Though Doug Lichtman tried to get Fred von Lohmann and Matt Zinn to buy into the premise that there's a realistic way to filter or legally require filtering of unauthorized copyrighted material, both refused to bite. Per von Lohmann, the DMCA safe harbors recognize the impossibility of accurately guessing, in each instance, what's authorized and what's not:
But for the DMCA safe harbors, there would be no Google, or Yahoo!, or eBay, or Amazon. At least, not as we know them today. Tech companies need Washington. The safe harbors are there to make these companies happen. And where are the companies located? Here, in the U.S. We did a good job of relieving companies of the kind of technological risk involved in guessing.

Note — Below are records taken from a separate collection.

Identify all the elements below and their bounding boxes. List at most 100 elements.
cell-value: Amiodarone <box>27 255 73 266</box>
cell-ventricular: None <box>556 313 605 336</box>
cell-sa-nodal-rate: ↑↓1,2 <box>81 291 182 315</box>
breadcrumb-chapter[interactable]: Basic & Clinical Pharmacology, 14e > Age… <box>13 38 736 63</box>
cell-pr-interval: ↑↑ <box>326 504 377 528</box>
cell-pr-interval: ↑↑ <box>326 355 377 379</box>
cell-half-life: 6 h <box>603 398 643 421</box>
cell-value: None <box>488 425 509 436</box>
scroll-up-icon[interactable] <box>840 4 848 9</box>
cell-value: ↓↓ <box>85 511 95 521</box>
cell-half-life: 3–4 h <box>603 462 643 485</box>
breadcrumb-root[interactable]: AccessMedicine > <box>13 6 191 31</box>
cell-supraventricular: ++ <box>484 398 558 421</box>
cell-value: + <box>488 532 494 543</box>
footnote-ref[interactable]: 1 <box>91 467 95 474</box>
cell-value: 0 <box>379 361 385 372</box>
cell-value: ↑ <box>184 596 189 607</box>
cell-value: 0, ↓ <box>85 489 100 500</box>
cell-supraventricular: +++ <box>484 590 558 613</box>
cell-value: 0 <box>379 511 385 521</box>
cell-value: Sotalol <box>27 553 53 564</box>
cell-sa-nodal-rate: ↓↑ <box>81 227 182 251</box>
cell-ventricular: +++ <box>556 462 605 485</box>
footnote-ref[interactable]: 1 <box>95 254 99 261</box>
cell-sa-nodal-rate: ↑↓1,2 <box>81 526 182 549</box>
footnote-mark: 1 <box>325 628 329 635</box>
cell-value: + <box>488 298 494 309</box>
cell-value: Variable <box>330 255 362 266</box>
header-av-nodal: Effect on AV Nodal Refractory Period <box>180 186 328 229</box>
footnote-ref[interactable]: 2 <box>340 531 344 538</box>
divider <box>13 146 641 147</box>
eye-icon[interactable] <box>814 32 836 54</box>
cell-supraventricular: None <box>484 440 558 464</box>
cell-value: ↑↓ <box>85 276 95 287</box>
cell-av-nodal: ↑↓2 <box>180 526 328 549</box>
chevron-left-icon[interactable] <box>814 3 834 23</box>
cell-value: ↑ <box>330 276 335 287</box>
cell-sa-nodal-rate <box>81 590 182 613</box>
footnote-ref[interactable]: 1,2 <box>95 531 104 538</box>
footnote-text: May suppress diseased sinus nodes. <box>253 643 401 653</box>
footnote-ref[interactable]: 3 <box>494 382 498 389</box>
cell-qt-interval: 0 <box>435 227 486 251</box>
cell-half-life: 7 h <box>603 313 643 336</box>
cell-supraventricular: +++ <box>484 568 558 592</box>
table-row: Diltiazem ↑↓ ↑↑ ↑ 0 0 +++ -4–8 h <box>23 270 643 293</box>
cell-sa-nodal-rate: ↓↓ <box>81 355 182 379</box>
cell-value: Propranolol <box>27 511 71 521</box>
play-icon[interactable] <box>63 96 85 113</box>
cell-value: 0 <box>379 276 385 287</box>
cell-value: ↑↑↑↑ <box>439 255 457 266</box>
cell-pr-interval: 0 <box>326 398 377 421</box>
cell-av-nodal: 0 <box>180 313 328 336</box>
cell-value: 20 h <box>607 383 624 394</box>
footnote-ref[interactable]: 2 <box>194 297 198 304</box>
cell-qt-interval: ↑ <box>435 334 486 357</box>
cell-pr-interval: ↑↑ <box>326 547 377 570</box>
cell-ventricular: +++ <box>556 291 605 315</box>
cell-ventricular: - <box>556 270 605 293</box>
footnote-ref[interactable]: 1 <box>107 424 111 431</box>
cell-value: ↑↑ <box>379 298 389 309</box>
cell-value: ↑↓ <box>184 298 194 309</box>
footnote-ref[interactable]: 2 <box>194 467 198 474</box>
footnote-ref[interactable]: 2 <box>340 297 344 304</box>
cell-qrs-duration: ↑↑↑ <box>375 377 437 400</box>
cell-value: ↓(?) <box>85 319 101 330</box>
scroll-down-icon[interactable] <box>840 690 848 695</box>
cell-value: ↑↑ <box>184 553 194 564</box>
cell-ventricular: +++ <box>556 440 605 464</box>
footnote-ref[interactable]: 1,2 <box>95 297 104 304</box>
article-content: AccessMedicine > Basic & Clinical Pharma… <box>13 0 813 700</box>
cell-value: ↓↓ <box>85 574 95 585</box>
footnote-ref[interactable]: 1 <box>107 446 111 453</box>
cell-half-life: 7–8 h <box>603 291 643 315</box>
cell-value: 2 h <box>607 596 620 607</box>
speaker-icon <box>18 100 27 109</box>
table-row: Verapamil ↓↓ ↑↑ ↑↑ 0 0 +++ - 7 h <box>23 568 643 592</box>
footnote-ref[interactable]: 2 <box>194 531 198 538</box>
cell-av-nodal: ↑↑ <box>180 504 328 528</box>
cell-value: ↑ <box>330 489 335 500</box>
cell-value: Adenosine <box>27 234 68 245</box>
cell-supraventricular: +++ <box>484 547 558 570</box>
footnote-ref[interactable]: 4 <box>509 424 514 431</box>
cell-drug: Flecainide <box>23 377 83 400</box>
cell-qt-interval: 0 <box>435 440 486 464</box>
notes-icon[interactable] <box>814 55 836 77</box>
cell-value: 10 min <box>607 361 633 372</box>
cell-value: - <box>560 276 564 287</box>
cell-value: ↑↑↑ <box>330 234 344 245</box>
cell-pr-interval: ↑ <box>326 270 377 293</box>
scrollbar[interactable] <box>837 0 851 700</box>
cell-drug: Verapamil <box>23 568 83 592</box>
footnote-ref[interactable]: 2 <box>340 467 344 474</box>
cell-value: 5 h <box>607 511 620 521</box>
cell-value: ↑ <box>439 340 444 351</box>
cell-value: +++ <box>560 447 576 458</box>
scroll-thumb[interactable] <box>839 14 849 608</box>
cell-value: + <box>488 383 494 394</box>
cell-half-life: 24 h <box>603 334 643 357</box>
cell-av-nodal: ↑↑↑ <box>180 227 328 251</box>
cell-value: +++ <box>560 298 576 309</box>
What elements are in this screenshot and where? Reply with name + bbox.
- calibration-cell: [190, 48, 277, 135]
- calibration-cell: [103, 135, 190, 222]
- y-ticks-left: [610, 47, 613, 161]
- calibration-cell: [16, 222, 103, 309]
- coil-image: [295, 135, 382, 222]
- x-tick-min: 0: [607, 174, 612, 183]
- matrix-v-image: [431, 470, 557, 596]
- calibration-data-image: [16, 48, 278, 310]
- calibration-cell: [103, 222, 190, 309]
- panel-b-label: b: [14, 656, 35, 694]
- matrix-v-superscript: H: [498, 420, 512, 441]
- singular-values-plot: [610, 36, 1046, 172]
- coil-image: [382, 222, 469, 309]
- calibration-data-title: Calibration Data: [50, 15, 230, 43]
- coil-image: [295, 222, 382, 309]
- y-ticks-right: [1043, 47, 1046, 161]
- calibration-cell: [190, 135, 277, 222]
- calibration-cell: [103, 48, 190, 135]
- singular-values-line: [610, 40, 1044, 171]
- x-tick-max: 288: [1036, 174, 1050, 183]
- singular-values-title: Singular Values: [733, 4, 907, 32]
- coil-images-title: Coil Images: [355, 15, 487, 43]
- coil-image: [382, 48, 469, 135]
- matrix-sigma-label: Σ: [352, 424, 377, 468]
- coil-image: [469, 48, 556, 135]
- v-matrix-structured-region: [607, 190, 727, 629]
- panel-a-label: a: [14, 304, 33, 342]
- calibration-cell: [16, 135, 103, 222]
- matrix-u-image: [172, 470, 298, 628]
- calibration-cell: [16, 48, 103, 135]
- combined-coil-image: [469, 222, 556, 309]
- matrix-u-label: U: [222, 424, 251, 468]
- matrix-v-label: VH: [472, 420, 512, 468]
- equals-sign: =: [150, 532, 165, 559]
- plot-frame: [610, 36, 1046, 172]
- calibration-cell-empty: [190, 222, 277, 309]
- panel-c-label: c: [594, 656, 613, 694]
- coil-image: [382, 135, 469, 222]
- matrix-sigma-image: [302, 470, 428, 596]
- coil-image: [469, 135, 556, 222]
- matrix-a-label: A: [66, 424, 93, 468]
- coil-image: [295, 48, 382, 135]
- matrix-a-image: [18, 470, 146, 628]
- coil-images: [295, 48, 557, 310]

Fred von Lohmann and Patrick Ross were also, unsurprisingly, miles apart on how to deal with file sharing. Von Lohmann described the EFF's collective licensing approach, pointing out that collective licensing is well established and works well in other contexts (e.g., radio). Ross rejected collective licensing, saying that artists "would be sidelined into oblivion." If you don't have collective licensing, you have lawsuits, and von Lohmann pointed out the RIAA admits its lawsuits aren't paying anybody. Which resulted in this exchange:
Ross: You're talking about civil actions.
Von Lohmann: If 30,000 Americans were in jail, that wouldn't be getting artists paid either.
All in all, it was a fascinating panel, with the participants lining up pretty much as you would expect (though it was difficult to tell precisely when Doug Lichtman was urging his own opinion or just stirring the pot as moderator). Though shifts are in the air — like Sony BMG floating the idea of a blanket license to its entire catalog — there remains a yawning divide in philosophy and approach between the entertainment and technology industries.